School buses vs. municipal buses

Why is there such a huge discrepancy between yellow school buses and municipal public transportation buses? I don’t mean the disparity between the side exit preferred for public transportation and the rear emergency exit for school buses. Nor I am concerned with room for standees on public vs. seating only for schools. Not even the small sliding windows for yellow buses vs. A/C for public transportation. All of that makes sense.

My big issue is the location of the rear axle. Both bus types have the front axle located very close to the front of the bus. However, for city buses, the rear axle is located in the rear, while school buses have the rear axle typically located two thirds of the way back from the front for a long bus. And while were at it, city buses typically have a flat front, while school buses have the typical “Mac Truck” nose sticking out.

Now I’m no bus expert, but this seems like the primary function of either is to transport people from here to there, in tough to maneuver areas, safely and reasonably comfortably. But the current setup requires two distinctly different chassis. Why wouldn’t a bus manufacturer just figure out a common design that will work with both, and customize the finished bus to the public trans or school use?
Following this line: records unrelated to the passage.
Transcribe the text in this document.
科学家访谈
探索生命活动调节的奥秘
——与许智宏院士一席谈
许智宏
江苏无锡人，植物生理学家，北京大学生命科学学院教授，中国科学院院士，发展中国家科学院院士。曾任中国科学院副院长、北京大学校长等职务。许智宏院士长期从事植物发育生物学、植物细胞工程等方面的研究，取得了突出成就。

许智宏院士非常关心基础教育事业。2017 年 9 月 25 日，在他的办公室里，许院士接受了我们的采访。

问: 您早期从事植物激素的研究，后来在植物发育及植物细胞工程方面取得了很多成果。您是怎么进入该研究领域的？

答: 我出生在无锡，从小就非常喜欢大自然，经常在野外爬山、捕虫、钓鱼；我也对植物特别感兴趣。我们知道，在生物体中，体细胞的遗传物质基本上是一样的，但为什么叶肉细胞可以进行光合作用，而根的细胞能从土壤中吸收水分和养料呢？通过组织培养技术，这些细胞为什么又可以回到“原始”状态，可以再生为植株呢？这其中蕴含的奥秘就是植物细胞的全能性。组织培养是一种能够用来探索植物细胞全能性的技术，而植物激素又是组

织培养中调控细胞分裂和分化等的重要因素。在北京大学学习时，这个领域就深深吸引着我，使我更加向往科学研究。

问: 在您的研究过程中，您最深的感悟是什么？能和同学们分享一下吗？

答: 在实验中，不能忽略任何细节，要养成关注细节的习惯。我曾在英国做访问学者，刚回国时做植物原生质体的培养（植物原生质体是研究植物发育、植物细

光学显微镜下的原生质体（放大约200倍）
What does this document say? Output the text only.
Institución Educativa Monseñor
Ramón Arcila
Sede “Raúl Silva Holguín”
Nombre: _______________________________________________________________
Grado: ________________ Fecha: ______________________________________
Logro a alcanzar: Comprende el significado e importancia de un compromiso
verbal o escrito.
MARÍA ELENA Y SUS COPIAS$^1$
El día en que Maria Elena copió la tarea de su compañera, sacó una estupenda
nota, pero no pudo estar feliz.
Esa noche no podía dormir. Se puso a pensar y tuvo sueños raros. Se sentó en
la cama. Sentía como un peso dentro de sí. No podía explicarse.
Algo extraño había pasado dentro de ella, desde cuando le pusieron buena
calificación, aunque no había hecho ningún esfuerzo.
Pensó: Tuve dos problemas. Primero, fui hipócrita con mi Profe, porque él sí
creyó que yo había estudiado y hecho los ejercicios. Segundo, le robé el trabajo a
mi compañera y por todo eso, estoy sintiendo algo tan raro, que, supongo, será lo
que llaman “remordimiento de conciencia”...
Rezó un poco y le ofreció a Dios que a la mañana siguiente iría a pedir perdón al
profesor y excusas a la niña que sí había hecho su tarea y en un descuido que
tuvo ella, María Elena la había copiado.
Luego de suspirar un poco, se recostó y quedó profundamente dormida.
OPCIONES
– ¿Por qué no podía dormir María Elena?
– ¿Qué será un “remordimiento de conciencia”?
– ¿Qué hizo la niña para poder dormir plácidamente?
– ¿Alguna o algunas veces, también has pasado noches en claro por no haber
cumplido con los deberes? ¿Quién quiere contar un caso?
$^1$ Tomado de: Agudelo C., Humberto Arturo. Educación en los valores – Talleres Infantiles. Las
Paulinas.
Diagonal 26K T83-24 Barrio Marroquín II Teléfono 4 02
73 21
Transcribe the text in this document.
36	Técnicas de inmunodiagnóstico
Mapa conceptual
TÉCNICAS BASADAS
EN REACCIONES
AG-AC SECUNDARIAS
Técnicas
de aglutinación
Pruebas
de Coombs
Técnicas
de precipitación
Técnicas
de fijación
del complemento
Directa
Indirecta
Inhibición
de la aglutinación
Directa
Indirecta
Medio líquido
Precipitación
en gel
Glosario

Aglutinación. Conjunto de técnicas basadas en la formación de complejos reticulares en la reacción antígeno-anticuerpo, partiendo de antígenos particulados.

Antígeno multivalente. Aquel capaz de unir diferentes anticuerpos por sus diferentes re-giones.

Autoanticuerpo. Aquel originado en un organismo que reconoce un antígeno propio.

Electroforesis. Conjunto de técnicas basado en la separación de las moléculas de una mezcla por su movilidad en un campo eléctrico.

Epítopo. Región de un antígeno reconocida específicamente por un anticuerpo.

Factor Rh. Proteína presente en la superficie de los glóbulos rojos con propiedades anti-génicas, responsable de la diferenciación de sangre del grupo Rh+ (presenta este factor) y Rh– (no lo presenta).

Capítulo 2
Wouldn’t the market for school nbuses in the US be large enough to manufacture a specialised design for them?

The wheels in a city bus are in the back because city buses have the engine in the back. School buses usually have the engine in front with a driveshaft to the rear wheels. The rear axle is moved forward to carry more of the load, and I would guess that the shorter wheelbase makes it easier for coaches and schoolteachers to turn a bus on city streets.

There might also be a limitation that the driver must have a commercial drivers license for any bus with a longer wheelbase.

Most “city” buses are now rear-engine designs, so the whole engine and transmission package sits atop the axle, much like a typical front wheel drive car. The engine and trans need to be near the outside for serviceability. A mid-engine design would be difficult to work on, so it’s been pushed out to the tail. Having the engine under the seats also makes for a necessarily higher floor (more steps to climb) and more noise inside the bus, especially if some twit gets curious about what’s under the hatches in the floor and opens one.

The older front-engine school buses are also rear-wheel drive, and have a long driveshaft. Running the shaft all the way to the back end would involve added complexity in the form of support bearings and added segments and U-joints - a long shaft would tend to flop around - so they put the driven wheels about 2/3 back on a shorter shaft.

Nobody wants to spend much money on school buses, so they’ve used that classic front engine and driveshaft design for decades because it’s simple and fairly cheap. The newer rear engine and transaxle design is relatively new, a bit more complicated to engineer and a bit harder to work on, all of which makes it more expensive.

FWIW, most of the school buses here have switched to rear-engine designs in the name of safety. The engine out in front creates a huge blind spot for the driver. Our very own **Mr Bus Guy ** can expand on this and might even have stats on how many fewer kids are being hit by the bus when they cross in front of it and the driver can’t see them.

gotpasswords nailed most of it. Kids don’t weigh much, so the rear axle can be way forward. Due to weight-per-axle rules, builders get both axle to share the weight of the engine. In a rear engine rig, the front wheels are behind the passenger door.

Both kinds of buses also have pop-out emergency windows. Some buses also have emergency roof hatches for accidents where the bus turns over.

Could different road types account for differences? I think that city buses can expect to always run on (relatively) smooth, hard paved roads, while school buses may have to deal with a wider variety of roads, and road conditions. I grew up on gravel, and regularly spent 30 to 45 minutes (one way) on a bus route that was 50% or more gravel - and spring thaws aren’t all that nice to gravel. I never had to worry about the bus getting there (except for a week, some years, when a bunch of us had to get down to the hard surfaced roads because the gravel was too soft for anything more than a pickup), but I wouldn’t think a city-style commuter bus would do well at all under those conditions.

School buses are also built on a five-ton truck chassis, and city buses are a completely different animal. I expect an unbuilt-upon five-ton truck chassis is a lot cheaper than a city bus, and adding the frame and seats probably doesn’t cost much either.